Is your dog stealing food? – That’s right, teach them what to do instead.
Often we complain about a dog’s behaviour, and tell the dog off for doing whatever it isn’t supposed to be doing, when the behaviour has already been practiced. That is – you were too late. If you know that your dog will behave in a certain way when given the opportunity - act before it happens. Teach your dog an alternative behaviour to practice in these situations. Build it up gradually and proof the dog before it is put to the test. That way, you prevent the behaviour from happening in the first place, but also, make it really easy for the dog to do the right thing.
A great command to use inside your home is “Place”, which teaches your dog to go to its bed and stay there until released. For example, if you have guests coming over, keep your dog in place for the first 10 minutes or so until everyone has settled. That way, once you release your dog the situation will have calmed down, making it easier for both you and your dog to work on polite greetings.

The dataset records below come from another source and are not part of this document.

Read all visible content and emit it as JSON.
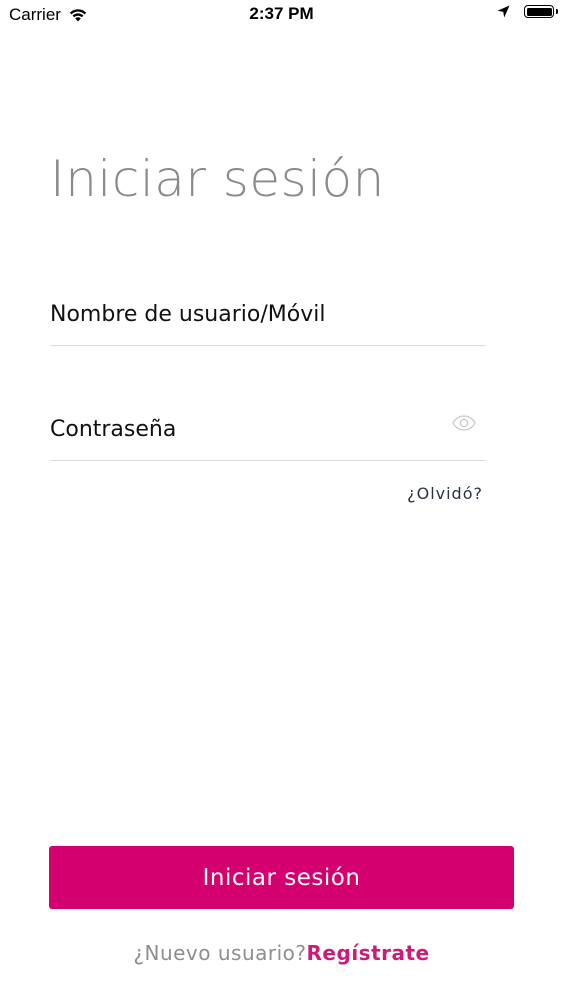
{
  "status_bar": {
    "carrier": "Carrier",
    "time": "2:37 PM",
    "icons": [
      "wifi-icon",
      "location-arrow-icon",
      "battery-icon"
    ]
  },
  "login": {
    "title": "Iniciar sesión",
    "username_placeholder": "Nombre de usuario/Móvil",
    "username_value": "",
    "password_placeholder": "Contraseña",
    "password_value": "",
    "password_toggle_icon": "eye-icon",
    "forgot_label": "¿Olvidó?",
    "submit_label": "Iniciar sesión",
    "new_user_label": "¿Nuevo usuario?",
    "register_label": "Regístrate"
  },
  "colors": {
    "accent": "#d4006f",
    "register_link": "#cc1c77",
    "title": "#8a8a8a",
    "divider": "#dcdcdc"
  }
}
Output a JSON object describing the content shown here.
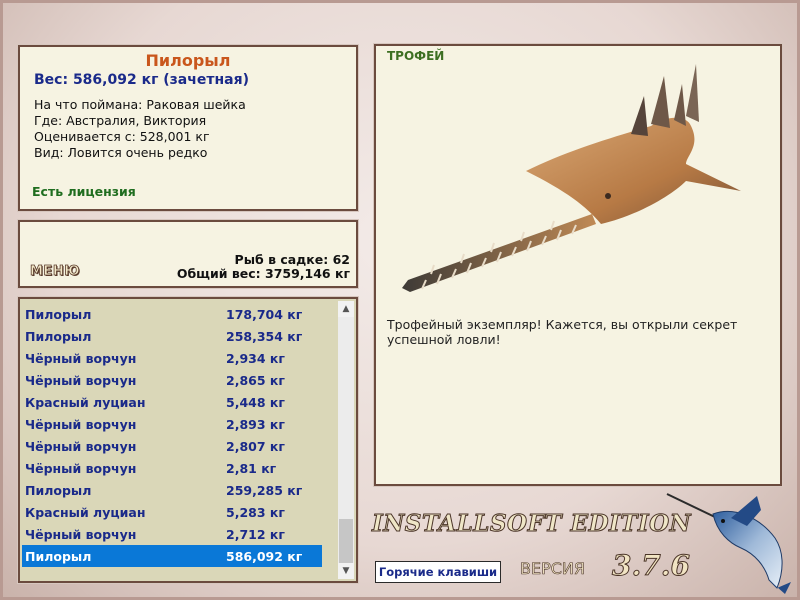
{
  "info": {
    "fish_name": "Пилорыл",
    "weight_line": "Вес: 586,092 кг (зачетная)",
    "caught_on": "На что поймана: Раковая шейка",
    "where": "Где: Австралия, Виктория",
    "valued": "Оценивается с: 528,001 кг",
    "kind": "Вид: Ловится очень редко",
    "license": "Есть лицензия"
  },
  "stats": {
    "menu_label": "МЕНЮ",
    "fish_count": "Рыб в садке: 62",
    "total_weight": "Общий вес: 3759,146 кг"
  },
  "list": {
    "rows": [
      {
        "name": "Пилорыл",
        "weight": "178,704 кг"
      },
      {
        "name": "Пилорыл",
        "weight": "258,354 кг"
      },
      {
        "name": "Чёрный ворчун",
        "weight": "2,934 кг"
      },
      {
        "name": "Чёрный ворчун",
        "weight": "2,865 кг"
      },
      {
        "name": "Красный луциан",
        "weight": "5,448 кг"
      },
      {
        "name": "Чёрный ворчун",
        "weight": "2,893 кг"
      },
      {
        "name": "Чёрный ворчун",
        "weight": "2,807 кг"
      },
      {
        "name": "Чёрный ворчун",
        "weight": "2,81 кг"
      },
      {
        "name": "Пилорыл",
        "weight": "259,285 кг"
      },
      {
        "name": "Красный луциан",
        "weight": "5,283 кг"
      },
      {
        "name": "Чёрный ворчун",
        "weight": "2,712 кг"
      },
      {
        "name": "Пилорыл",
        "weight": "586,092 кг"
      }
    ],
    "selected_index": 11
  },
  "trophy": {
    "label": "ТРОФЕЙ",
    "description": "Трофейный экземпляр! Кажется, вы открыли секрет успешной ловли!"
  },
  "footer": {
    "hotkeys": "Горячие клавиши",
    "edition": "INSTALLSOFT EDITION",
    "version_label": "ВЕРСИЯ",
    "version_number": "3.7.6"
  },
  "colors": {
    "panel_bg": "#f6f3e2",
    "list_bg": "#dad7b8",
    "selection": "#0a78d7",
    "title_orange": "#c9561c",
    "text_blue": "#1a2a8a",
    "license_green": "#1f6d1f"
  }
}
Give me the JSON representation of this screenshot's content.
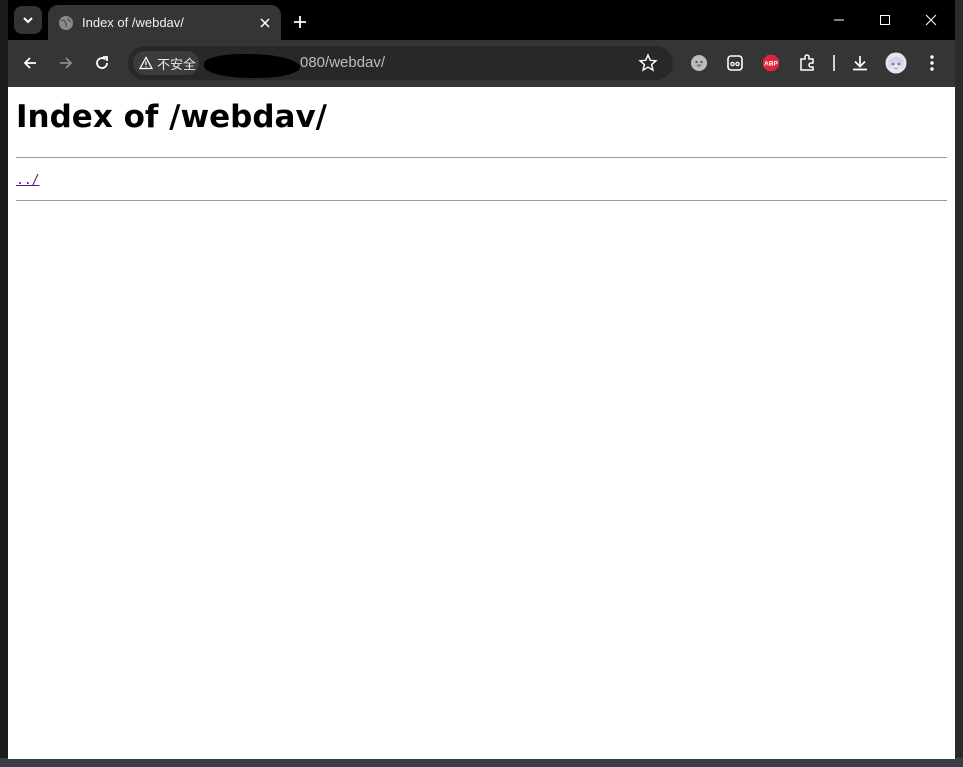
{
  "tab": {
    "title": "Index of /webdav/"
  },
  "address_bar": {
    "security_label": "不安全",
    "url_visible": "080/webdav/"
  },
  "extensions": {
    "abp_label": "ABP"
  },
  "page": {
    "heading": "Index of /webdav/",
    "parent_link": "../"
  }
}
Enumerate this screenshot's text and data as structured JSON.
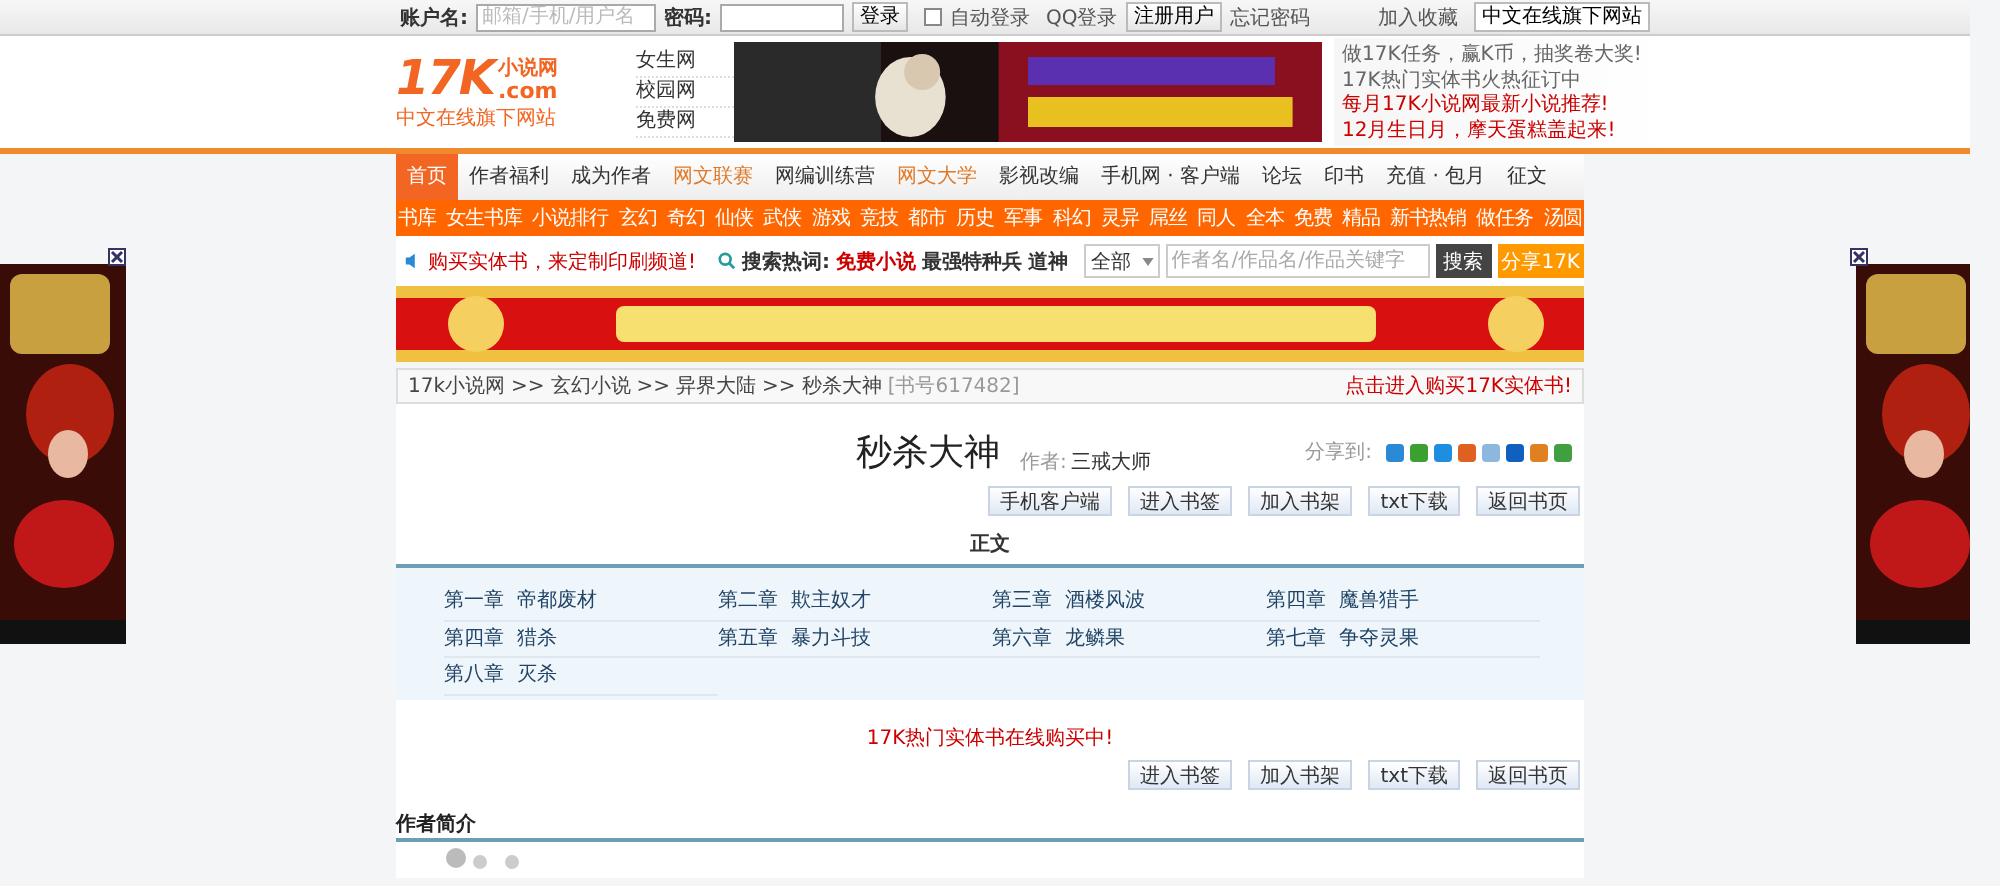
{
  "top_bar": {
    "account_label": "账户名:",
    "account_placeholder": "邮箱/手机/用户名",
    "password_label": "密码:",
    "login_button": "登录",
    "auto_login": {
      "label": "自动登录",
      "checked": false
    },
    "qq_login": "QQ登录",
    "register": "注册用户",
    "forgot": "忘记密码",
    "favorite": "加入收藏",
    "site_select": "中文在线旗下网站"
  },
  "logo": {
    "mark": "17K",
    "name": "小说网",
    "domain": ".com",
    "slogan": "中文在线旗下网站"
  },
  "sister_sites": [
    "女生网",
    "校园网",
    "免费网"
  ],
  "header_ad": {
    "kind": "picture"
  },
  "news": [
    {
      "text": "做17K任务，赢K币，抽奖卷大奖!",
      "hot": false
    },
    {
      "text": "17K热门实体书火热征订中",
      "hot": false
    },
    {
      "text": "每月17K小说网最新小说推荐!",
      "hot": true
    },
    {
      "text": "12月生日月，摩天蛋糕盖起来!",
      "hot": true
    }
  ],
  "nav": [
    {
      "label": "首页",
      "selected": true,
      "featured": false
    },
    {
      "label": "作者福利",
      "selected": false,
      "featured": false
    },
    {
      "label": "成为作者",
      "selected": false,
      "featured": false
    },
    {
      "label": "网文联赛",
      "selected": false,
      "featured": true
    },
    {
      "label": "网编训练营",
      "selected": false,
      "featured": false
    },
    {
      "label": "网文大学",
      "selected": false,
      "featured": true
    },
    {
      "label": "影视改编",
      "selected": false,
      "featured": false
    },
    {
      "label": "手机网 · 客户端",
      "selected": false,
      "featured": false
    },
    {
      "label": "论坛",
      "selected": false,
      "featured": false
    },
    {
      "label": "印书",
      "selected": false,
      "featured": false
    },
    {
      "label": "充值 · 包月",
      "selected": false,
      "featured": false
    },
    {
      "label": "征文",
      "selected": false,
      "featured": false
    }
  ],
  "sub_nav": [
    "书库",
    "女生书库",
    "小说排行",
    "玄幻",
    "奇幻",
    "仙侠",
    "武侠",
    "游戏",
    "竞技",
    "都市",
    "历史",
    "军事",
    "科幻",
    "灵异",
    "屌丝",
    "同人",
    "全本",
    "免费",
    "精品",
    "新书热销",
    "做任务",
    "汤圆"
  ],
  "promo": "购买实体书，来定制印刷频道!",
  "hot_search": {
    "label": "搜索热词:",
    "terms": [
      {
        "text": "免费小说",
        "hot": true
      },
      {
        "text": "最强特种兵",
        "hot": false
      },
      {
        "text": "道神",
        "hot": false
      }
    ]
  },
  "search": {
    "scope": "全部",
    "placeholder": "作者名/作品名/作品关键字",
    "button": "搜索"
  },
  "share_button": "分享17K",
  "banner": {
    "kind": "picture"
  },
  "breadcrumb": [
    {
      "text": "17k小说网",
      "kind": "link"
    },
    {
      "text": ">>",
      "kind": "separator"
    },
    {
      "text": "玄幻小说",
      "kind": "link"
    },
    {
      "text": ">>",
      "kind": "separator"
    },
    {
      "text": "异界大陆",
      "kind": "link"
    },
    {
      "text": ">>",
      "kind": "separator"
    },
    {
      "text": "秒杀大神",
      "kind": "link"
    },
    {
      "text": "[书号617482]",
      "kind": "note"
    }
  ],
  "buy_link": "点击进入购买17K实体书!",
  "book": {
    "title": "秒杀大神",
    "author_label": "作者:",
    "author": "三戒大师",
    "share_label": "分享到:"
  },
  "top_buttons": [
    "手机客户端",
    "进入书签",
    "加入书架",
    "txt下载",
    "返回书页"
  ],
  "section_title": "正文",
  "chapters": [
    {
      "number": "第一章",
      "title": "帝都废材"
    },
    {
      "number": "第二章",
      "title": "欺主奴才"
    },
    {
      "number": "第三章",
      "title": "酒楼风波"
    },
    {
      "number": "第四章",
      "title": "魔兽猎手"
    },
    {
      "number": "第四章",
      "title": "猎杀"
    },
    {
      "number": "第五章",
      "title": "暴力斗技"
    },
    {
      "number": "第六章",
      "title": "龙鳞果"
    },
    {
      "number": "第七章",
      "title": "争夺灵果"
    },
    {
      "number": "第八章",
      "title": "灭杀"
    }
  ],
  "promo_line": "17K热门实体书在线购买中!",
  "bottom_buttons": [
    "进入书签",
    "加入书架",
    "txt下载",
    "返回书页"
  ],
  "author_intro": {
    "title": "作者简介"
  },
  "side_ads": [
    {
      "kind": "picture"
    },
    {
      "kind": "picture"
    }
  ]
}
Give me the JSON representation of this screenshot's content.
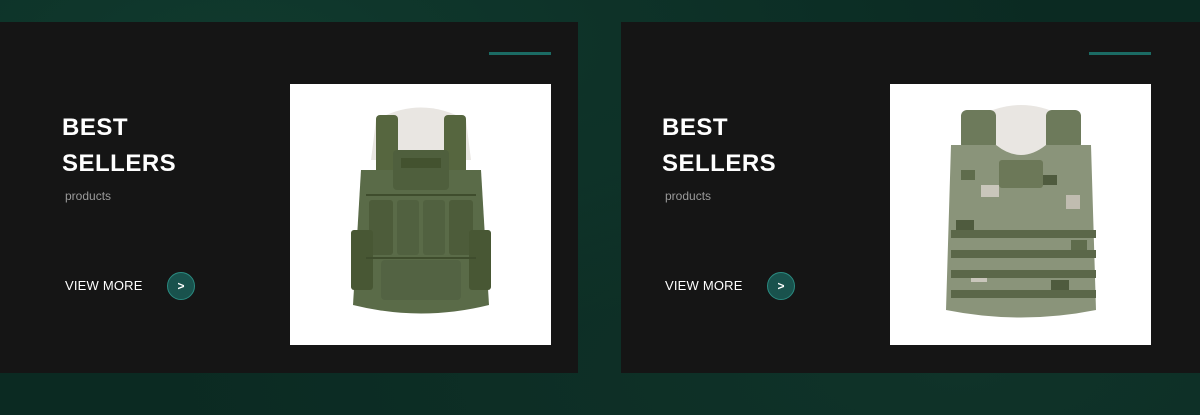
{
  "cards": [
    {
      "title_line1": "BEST",
      "title_line2": "SELLERS",
      "subtitle": "products",
      "view_more_label": "VIEW MORE",
      "arrow_label": ">",
      "product_image_icon": "olive-tactical-vest-image",
      "product_color": "#5a6b48"
    },
    {
      "title_line1": "BEST",
      "title_line2": "SELLERS",
      "subtitle": "products",
      "view_more_label": "VIEW MORE",
      "arrow_label": ">",
      "product_image_icon": "camo-tactical-vest-image",
      "product_color": "#7d8a6a"
    }
  ],
  "colors": {
    "accent": "#1b6b64",
    "card_background": "#151515",
    "page_background": "#0b2a22"
  }
}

This concept should also always be kept in mind when working on obedience or behaviour problems. If your dog gets tensed about seeing other dogs at a 50 meter distance, it is probably not going to do better seeing dogs at a 20 meter distance. Always create a situation where it is easy for you and your dog to be successful, and end the training session when your dog is doing well. If you are working on your dog’s recall, keep a long line on your dog so that you are able to block it from running off and only give it the opportunity to do the right thing.
Set your dog and yourself up for success – practice with small challenges, and gradually build it up. Make it easy for you to be successful, and difficult for your dog to get to practice the problematic behaviour.